Through No Rush Tours, we had the opportunity to experience Granada and Masaya in an incredible way! We visited common tourist sites in Granada such as the oldest railroad station, the oldest house in Granada, the cemetery of Granada, and various churches.
After our quick tour of Granada, we were off to Masaya, which means ‘land of the deer.’ The city of Masaya is known as the city of flowers (referring to the women), the city of folklores and city of handicrafts.
Our first stop in Masaya was a prison camp that acted as a torture chamber.
Eery and depressing, I know. It was hard to shake off that feeling, but Ramon made us some delicious Macua (The national cocktail of Nicaragua, made with rum and fruit juices), and cheered us up for the rest of the tour.
Our next stop: Volcano Masaya!
Volcano Masaya is an active volcano which last erupted in 1772.
Next, we were off to Laguna de Apoyo, a large crater formed from a previous volcanic eruption filled with water. We stopped at a lookout point first to see the crater from above and later drove down below to a resort by the shore we had lunch.
Our last stop of the tour was the islets of Granada, where we met a local indigenous community – more on them here.
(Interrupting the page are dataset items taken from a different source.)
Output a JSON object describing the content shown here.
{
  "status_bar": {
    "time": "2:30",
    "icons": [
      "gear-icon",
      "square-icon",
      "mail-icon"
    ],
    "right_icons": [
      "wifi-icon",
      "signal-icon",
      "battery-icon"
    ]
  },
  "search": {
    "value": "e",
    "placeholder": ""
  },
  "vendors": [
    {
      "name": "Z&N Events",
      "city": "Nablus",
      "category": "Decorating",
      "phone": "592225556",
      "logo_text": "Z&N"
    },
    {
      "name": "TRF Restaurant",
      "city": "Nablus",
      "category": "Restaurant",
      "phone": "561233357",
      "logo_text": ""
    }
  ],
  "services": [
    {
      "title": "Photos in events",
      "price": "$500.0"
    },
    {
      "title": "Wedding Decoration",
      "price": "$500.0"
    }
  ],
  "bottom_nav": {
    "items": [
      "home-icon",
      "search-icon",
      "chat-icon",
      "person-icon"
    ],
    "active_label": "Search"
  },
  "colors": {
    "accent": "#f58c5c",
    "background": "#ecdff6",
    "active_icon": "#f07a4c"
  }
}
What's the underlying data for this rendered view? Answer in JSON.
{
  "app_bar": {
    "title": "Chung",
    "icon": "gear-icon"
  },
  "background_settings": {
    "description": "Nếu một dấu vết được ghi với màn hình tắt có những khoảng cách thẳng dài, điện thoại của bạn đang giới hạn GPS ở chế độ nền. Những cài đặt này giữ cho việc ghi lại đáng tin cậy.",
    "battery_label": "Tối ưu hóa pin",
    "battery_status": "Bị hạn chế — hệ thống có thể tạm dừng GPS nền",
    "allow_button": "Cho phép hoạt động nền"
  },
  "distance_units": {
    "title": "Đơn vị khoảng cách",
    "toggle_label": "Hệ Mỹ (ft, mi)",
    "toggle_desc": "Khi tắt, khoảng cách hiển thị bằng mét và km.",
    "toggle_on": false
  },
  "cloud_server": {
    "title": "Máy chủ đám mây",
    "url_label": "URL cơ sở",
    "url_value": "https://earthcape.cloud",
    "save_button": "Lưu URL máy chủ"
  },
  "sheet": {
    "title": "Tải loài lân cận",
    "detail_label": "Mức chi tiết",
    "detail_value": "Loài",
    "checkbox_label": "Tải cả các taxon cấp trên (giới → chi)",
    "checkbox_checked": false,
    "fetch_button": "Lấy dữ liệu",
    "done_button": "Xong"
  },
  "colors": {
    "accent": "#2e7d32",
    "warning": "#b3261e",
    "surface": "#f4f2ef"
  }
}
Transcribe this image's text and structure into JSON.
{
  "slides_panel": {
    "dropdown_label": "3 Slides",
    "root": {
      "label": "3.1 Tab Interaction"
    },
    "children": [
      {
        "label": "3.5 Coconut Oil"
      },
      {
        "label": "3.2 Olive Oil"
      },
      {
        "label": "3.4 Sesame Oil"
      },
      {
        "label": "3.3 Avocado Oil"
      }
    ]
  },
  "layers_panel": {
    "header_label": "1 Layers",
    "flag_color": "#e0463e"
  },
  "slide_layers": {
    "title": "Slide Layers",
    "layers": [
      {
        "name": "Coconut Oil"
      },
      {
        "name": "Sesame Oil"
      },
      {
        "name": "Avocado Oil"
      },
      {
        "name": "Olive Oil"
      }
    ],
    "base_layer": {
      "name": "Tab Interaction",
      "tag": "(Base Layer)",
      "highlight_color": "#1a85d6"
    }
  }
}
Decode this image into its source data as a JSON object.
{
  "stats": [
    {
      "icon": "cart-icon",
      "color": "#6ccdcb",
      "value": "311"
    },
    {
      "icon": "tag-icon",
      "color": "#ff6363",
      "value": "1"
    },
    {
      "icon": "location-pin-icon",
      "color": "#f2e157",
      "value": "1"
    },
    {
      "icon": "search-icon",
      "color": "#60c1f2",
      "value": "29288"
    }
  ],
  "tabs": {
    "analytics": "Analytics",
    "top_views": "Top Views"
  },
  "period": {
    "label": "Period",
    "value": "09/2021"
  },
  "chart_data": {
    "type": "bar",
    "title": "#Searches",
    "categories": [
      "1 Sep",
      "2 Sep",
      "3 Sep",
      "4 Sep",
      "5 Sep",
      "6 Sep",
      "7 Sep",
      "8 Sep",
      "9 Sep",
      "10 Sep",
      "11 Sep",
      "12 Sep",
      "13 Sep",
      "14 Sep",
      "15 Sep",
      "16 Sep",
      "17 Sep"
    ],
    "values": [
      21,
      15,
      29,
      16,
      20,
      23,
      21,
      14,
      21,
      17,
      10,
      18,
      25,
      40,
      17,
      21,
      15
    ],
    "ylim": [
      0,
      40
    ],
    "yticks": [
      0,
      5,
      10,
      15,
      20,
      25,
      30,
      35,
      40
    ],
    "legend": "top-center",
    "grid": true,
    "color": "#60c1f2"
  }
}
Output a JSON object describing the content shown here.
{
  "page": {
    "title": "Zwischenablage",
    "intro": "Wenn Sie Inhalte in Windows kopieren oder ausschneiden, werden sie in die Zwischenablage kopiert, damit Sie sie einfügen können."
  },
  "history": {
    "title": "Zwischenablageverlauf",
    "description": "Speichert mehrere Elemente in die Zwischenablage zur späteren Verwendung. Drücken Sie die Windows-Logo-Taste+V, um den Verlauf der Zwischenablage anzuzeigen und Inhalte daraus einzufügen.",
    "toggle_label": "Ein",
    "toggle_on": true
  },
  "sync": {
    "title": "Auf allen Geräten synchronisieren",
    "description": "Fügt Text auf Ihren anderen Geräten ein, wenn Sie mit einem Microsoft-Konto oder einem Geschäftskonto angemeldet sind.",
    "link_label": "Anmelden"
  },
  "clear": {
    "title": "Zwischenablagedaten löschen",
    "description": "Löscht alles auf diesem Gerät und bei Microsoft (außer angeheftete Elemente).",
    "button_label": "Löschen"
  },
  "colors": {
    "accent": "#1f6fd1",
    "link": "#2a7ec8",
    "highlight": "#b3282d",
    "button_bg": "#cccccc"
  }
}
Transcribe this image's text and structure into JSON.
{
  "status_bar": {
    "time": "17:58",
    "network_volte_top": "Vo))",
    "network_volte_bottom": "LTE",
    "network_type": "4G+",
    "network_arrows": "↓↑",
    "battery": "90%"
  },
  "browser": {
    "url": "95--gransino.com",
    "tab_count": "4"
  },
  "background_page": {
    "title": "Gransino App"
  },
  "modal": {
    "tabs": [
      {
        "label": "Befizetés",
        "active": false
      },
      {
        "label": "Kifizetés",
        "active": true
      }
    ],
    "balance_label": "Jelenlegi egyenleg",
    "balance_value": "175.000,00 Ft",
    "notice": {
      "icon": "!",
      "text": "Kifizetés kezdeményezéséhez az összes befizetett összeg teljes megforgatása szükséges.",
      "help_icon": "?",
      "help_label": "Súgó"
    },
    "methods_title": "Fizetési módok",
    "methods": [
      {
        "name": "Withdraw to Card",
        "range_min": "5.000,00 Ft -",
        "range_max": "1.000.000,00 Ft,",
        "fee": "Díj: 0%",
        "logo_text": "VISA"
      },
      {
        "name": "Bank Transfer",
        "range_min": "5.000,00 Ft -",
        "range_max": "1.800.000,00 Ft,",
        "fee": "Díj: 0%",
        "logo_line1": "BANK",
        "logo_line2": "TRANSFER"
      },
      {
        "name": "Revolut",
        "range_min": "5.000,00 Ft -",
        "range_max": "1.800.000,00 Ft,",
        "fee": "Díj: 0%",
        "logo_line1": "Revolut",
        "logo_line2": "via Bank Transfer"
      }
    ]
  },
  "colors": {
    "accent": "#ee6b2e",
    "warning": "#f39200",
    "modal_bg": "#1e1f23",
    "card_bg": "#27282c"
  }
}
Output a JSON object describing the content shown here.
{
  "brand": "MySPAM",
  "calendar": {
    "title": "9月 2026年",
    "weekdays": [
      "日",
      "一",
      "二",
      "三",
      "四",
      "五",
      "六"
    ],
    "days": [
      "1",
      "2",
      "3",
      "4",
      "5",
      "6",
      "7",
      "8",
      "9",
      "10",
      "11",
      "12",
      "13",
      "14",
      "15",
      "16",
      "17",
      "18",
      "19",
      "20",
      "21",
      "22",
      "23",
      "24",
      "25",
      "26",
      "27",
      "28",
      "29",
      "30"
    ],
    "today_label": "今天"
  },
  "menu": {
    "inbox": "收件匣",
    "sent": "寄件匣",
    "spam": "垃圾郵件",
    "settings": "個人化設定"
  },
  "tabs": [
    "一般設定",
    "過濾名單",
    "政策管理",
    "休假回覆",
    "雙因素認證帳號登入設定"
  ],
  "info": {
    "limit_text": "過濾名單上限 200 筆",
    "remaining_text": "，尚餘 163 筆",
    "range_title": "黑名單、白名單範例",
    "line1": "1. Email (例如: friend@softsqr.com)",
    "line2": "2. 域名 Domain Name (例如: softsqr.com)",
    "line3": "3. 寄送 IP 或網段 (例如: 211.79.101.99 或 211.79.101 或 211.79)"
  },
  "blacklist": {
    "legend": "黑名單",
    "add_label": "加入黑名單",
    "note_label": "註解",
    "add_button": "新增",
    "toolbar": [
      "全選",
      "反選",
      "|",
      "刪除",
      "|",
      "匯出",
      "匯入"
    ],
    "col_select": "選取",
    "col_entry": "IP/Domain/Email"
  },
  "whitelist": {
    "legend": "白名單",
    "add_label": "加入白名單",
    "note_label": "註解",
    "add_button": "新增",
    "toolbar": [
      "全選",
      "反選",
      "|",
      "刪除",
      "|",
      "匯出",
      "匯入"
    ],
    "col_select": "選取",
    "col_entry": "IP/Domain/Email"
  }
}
Lake Nicaragua is huge! Even though it is only about 1/2 hour from the Pacific, it drains into the Atlantic, and there is a unique species of sharks that swim up the river to spawn in the lake, having adapted to both fresh and salt water. There is an cluster of small islands along the western shore near Grenada, formed by an exploding volcano, known as the islets of Granada. These islands are home to many groups of people, from local and indigenous communities, to foreigners.
We had so many incredible moments throughout our trip, but this day will always be one my most memorable ones – partly for the volcano and prison camp, and partly for the amazing children we met on the islets of Granada.